I am often asked the same basic question in a number of different ways—why is IT trying to ruin my life? Sometimes this metaphysical query takes more practical forms such as “Why does my PC want to reboot to apply patches all the time?” or “Why is the anti-virus program making my PC so slow?” or “Why can’t I install software on my PC?” The list goes on and on. Believe it or not, IT is not trying to ruin your life or get in the way of your productivity at work or at home. Quite the contrary, IT organizations are trying to help you stay safe, secure, up and running. In an effort to try and explain how, I will address patching, the need for anti-virus, and cautiously installing software in a three-part blog series.

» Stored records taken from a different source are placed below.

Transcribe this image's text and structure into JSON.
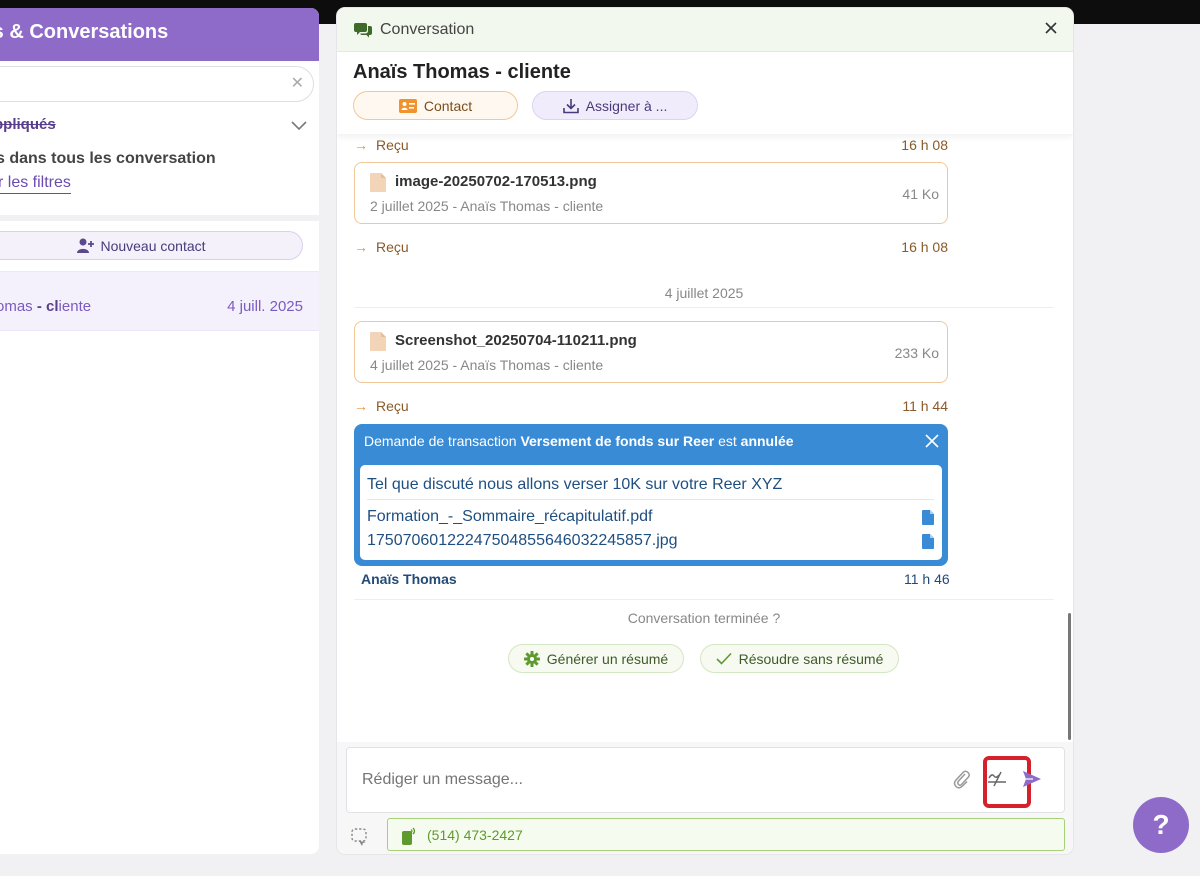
{
  "left": {
    "header_title": "ts & Conversations",
    "filter_title": "ppliqués",
    "filter_info": "s dans tous les conversation",
    "filter_link": "r les filtres",
    "new_contact_label": "Nouveau contact",
    "contact_name_pre": "omas ",
    "contact_name_bold": "- cl",
    "contact_name_post": "iente",
    "contact_date": "4 juill. 2025"
  },
  "conversation": {
    "title_label": "Conversation",
    "contact_title": "Anaïs Thomas - cliente",
    "contact_button": "Contact",
    "assign_button": "Assigner à ..."
  },
  "messages": {
    "status_1": {
      "label": "Reçu",
      "time": "16 h 08"
    },
    "file_1": {
      "name": "image-20250702-170513.png",
      "meta": "2 juillet 2025 - Anaïs Thomas - cliente",
      "size": "41 Ko"
    },
    "status_2": {
      "label": "Reçu",
      "time": "16 h 08"
    },
    "date_separator": "4 juillet 2025",
    "file_2": {
      "name": "Screenshot_20250704-110211.png",
      "meta": "4 juillet 2025 - Anaïs Thomas - cliente",
      "size": "233 Ko"
    },
    "status_3": {
      "label": "Reçu",
      "time": "11 h 44"
    },
    "transaction": {
      "prefix": "Demande de transaction ",
      "type": "Versement de fonds sur Reer",
      "middle": " est ",
      "state": "annulée",
      "description": "Tel que discuté nous allons verser 10K sur votre Reer XYZ",
      "file_1": "Formation_-_Sommaire_récapitulatif.pdf",
      "file_2": "17507060122247504855646032245857.jpg",
      "sender": "Anaïs Thomas",
      "time": "11 h 46"
    },
    "end_text": "Conversation terminée ?",
    "summary_button": "Générer un résumé",
    "resolve_button": "Résoudre sans résumé"
  },
  "composer": {
    "placeholder": "Rédiger un message...",
    "phone": "(514) 473-2427"
  },
  "help_label": "?",
  "colors": {
    "brand_purple": "#8e6bc9",
    "transaction_blue": "#3a8bd6",
    "received_orange": "#e8923c",
    "phone_green": "#5f9a2e",
    "highlight_red": "#d4212b"
  },
  "icons": {
    "conversation": "chat-bubbles-icon",
    "close": "close-icon",
    "contact": "id-card-icon",
    "assign": "download-icon",
    "file": "file-icon",
    "attach": "paperclip-icon",
    "no_signature": "no-signature-icon",
    "send": "send-icon",
    "phone": "phone-icon"
  }
}
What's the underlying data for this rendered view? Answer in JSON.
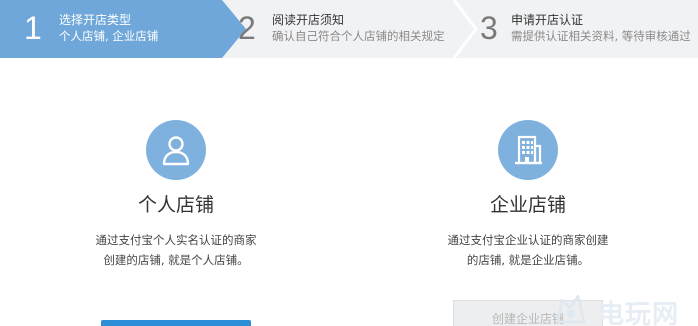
{
  "steps": [
    {
      "number": "1",
      "title": "选择开店类型",
      "subtitle": "个人店铺, 企业店铺",
      "active": true
    },
    {
      "number": "2",
      "title": "阅读开店须知",
      "subtitle": "确认自己符合个人店铺的相关规定",
      "active": false
    },
    {
      "number": "3",
      "title": "申请开店认证",
      "subtitle": "需提供认证相关资料, 等待审核通过",
      "active": false
    }
  ],
  "cards": {
    "personal": {
      "icon": "user-icon",
      "title": "个人店铺",
      "description": "通过支付宝个人实名认证的商家创建的店铺, 就是个人店铺。",
      "button_label": ""
    },
    "enterprise": {
      "icon": "building-icon",
      "title": "企业店铺",
      "description": "通过支付宝企业认证的商家创建的店铺, 就是企业店铺。",
      "button_label": "创建企业店铺"
    }
  },
  "watermark": {
    "text": "电玩网"
  },
  "colors": {
    "active_step": "#6fa7da",
    "stepper_bg": "#f1f2f4",
    "icon_circle": "#7fb1df",
    "primary_button": "#2b8ed6"
  }
}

It seems like every time someone really needs to get something done on their PC, a window pops up asking the user to reboot the PC to apply the latest security patches. In reality, this generally only happens once a month and usually on the second Tuesday or Wednesday. Microsoft puts out critical security fixes to their operating systems and applications on the second Tuesday of each month. At work, these updates are generally pushed out to computers shortly after this release date. At home, you may or may not be configured to receive Automatic Updates. If your home PC is not configured to automatically apply these updates, you should consider changing that. Part of the reason for this suggestion is that in publishing a monthly security bulletin, Microsoft is making public all of the known security holes in their products. This gives attackers who want to try and exploit your PC a head start by telling them exactly where to look.
If you want to check whether or not your home PC is setup to automatically receive these updates, you can check the Security Center. In Windows XP this can be found by clicking Start, selecting Control Panel, and then clicking on Security Center. From here you can configure your PC to automatically download critical updates. One thing to be careful of is that sometimes Microsoft will deem an Operating System service pack or upgrade to Internet Explorer as critical and try to push these out with their security updates. These kinds of upgrades can interfere with the functionality of your system or other applications. If you are concerned about this you can always configure your updates to be approved by you first and then only select security updates rather than product upgrades to be installed.
Microsoft is not the only company to put out security updates nor are their applications or operating systems any less secure than others. It will probably make the Mac and Linux supporters of the world angry to hear me say this, but their products need patching too. Microsoft’s security flaws receive the most publicity (and attacks) because they are the most widely used products in the industry.
So while it might sometimes seem like a pain to have to reboot your PC to apply patches each month, it’s a simple inconvenience compared to having your system rendered unusable by some kind of attack or your identity stolen by a hacker. Not patching leaves your PC/Server/Mac more vulnerable. Couple this with an insecure password and your personal information/identity is at an even greater risk.